Increasing your home’s energy efficiency is one of the smartest moves you can make as a homeowner. It will lower your bills, increase the resale value of your property, and help minimize our planet’s fast-approaching climate crisis. While major home retrofits can seem daunting, there are plenty of quick and cost-effective ways to start reducing your carbon footprint today. Here are five easy projects to make your home more sustainable.

1. Weather stripping

If you’re looking to make your home more energy efficient, an energy audit is a highly recommended first step. This will reveal where your home is lacking in regards to sustainability suggests the best plan of attack.

Some form of weather stripping is nearly always advised because it is so easy and inexpensive yet can yield such transformative results. The audit will provide information about air leaks which you can couple with your own knowledge of your home’s ventilation needs to develop a strategic plan.

Make sure you choose the appropriate type of weather stripping for each location in your home. Areas that receive a lot of wear and tear, like popular doorways, are best served by slightly more expensive vinyl or metal options. Immobile cracks or infrequently opened windows can be treated with inexpensive foams or caulking. Depending on the age and quality of your home, the resulting energy savings can be as much as 20 percent.

2. Programmable thermostats

Programmable thermostats

Shutterstock Licensed Photo – By Olivier Le Moal

Programmable thermostats have tremendous potential to save money and minimize unnecessary energy usage. About 45 percent of a home’s energy is earmarked for heating and cooling needs with a large fraction of that wasted on unoccupied spaces. Programmable thermostats can automatically lower the heat overnight or shut off the air conditioning when you go to work.

Every degree Fahrenheit you lower the thermostat equates to 1 percent less energy use, which amounts to considerable savings over the course of a year. When used correctly, programmable thermostats reduce heating and cooling bills by 10 to 30 percent. Of course, the same result can be achieved by manually adjusting your thermostats to coincide with your activities, just make sure you remember to do it!

3. Low-flow water hardware

With the current focus on carbon emissions and climate change, we typically equate environmental stability to lower energy use, but fresh water shortage is an equal threat. Installing low-flow hardware for toilets and showers, particularly in drought prone areas, is an inexpensive and easy way to cut water consumption by 50 percent and save as much as $145 per year.

Older toilets use up to 6 gallons of water per flush, the equivalent of an astounding 20.1 gallons per person each day. This makes them the biggest consumer of indoor water. New low-flow toilets are standardized at 1.6 gallons per flush and can save more than 20,000 gallons a year in a 4-member household.

Similarly, low-flow shower heads can decrease water consumption by 40 percent or more while also lowering water heating bills and reducing CO2 emissions. Unlike early versions, new low-flow models are equipped with excellent pressure technology so your shower will be no less satisfying.

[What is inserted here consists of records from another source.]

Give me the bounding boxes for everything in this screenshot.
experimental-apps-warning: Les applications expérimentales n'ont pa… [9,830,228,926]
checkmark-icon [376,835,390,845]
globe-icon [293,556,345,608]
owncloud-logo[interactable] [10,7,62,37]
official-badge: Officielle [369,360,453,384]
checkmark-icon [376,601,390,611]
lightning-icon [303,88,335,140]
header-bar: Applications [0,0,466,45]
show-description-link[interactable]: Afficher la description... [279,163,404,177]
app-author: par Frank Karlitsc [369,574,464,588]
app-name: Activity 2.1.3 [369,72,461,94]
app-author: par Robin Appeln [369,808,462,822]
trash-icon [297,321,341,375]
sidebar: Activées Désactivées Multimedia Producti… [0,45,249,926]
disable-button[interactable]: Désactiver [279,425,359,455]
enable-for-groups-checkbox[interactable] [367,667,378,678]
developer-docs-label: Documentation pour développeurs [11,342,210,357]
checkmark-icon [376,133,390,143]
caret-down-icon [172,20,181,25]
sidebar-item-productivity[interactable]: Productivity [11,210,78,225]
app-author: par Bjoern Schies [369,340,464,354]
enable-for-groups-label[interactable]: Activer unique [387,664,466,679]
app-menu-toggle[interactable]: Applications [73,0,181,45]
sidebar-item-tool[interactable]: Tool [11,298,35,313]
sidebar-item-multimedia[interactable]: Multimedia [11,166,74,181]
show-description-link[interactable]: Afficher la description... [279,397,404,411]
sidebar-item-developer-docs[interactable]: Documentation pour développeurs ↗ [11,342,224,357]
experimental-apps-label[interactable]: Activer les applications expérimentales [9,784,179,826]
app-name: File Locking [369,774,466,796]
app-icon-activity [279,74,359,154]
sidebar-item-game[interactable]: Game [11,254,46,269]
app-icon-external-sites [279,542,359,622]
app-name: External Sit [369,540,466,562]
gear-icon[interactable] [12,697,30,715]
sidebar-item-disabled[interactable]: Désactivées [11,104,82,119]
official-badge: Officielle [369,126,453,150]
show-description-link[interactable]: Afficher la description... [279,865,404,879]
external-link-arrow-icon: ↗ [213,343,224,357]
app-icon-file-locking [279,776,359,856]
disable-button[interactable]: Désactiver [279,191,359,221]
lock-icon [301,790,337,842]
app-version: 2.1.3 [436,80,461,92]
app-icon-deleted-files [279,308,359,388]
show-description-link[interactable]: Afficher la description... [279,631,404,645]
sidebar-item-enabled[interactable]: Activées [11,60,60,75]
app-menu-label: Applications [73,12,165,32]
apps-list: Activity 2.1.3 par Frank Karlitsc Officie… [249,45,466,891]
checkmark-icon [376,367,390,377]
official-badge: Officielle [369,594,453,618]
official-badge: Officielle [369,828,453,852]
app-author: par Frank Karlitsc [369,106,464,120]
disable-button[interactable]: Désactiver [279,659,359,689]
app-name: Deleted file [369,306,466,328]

4. Energy efficient light bulbs

An average household dedicates about 5 percent of its energy use to lighting, but this value is dropping thanks to new lighting technology. Incandescent bulbs are quickly becoming a thing of the past. These inefficient light sources give off 90 percent of their energy as heat which is not only impractical from a lighting standpoint, but also raises energy bills even further during hot weather.

New LED and compact fluorescent options are far more efficient and longer lasting. Though the upfront costs are higher, the long term environmental and financial benefits are well worth it. Energy efficient light bulbs use as much as 80 percent less energy than traditional incandescent and last 3 to 25 times longer producing savings of about $6 per year per bulb.

5. Installing solar panels

Adding solar panels may not be the easiest, or least expensive, sustainability upgrade for your home, but it will certainly have the greatest impact on both your energy bills and your environmental footprint. Installing solar panels can run about $15,000 – $20,000 upfront, though a number of government incentives are bringing these numbers down. Alternatively, panels can also be leased for a much lower initial investment.

Once operational, a solar system saves about $600 per year over the course of its 25 to 30-year lifespan, and this figure will grow as energy prices rise. Solar installations require little to no maintenance and increase the value of your home.

From an environmental standpoint, the average five-kilowatt residential system can reduce household CO2 emissions by 15,000 pounds every year. Using your solar system to power an electric vehicle is the ultimate sustainable solution serving to reduce total CO2 emissions by as much as 70%!

These days, being environmentally responsible is the hallmark of a good global citizen and it need not require major sacrifices in regards to your lifestyle or your wallet. In fact, increasing your home’s sustainability is apt to make your residence more livable and save you money in the long run. The five projects listed here are just a few of the easy ways to reduce both your environmental footprint and your energy bills. So, give one or more of them a try; with a small budget and a little know-how, there is no reason you can’t start today.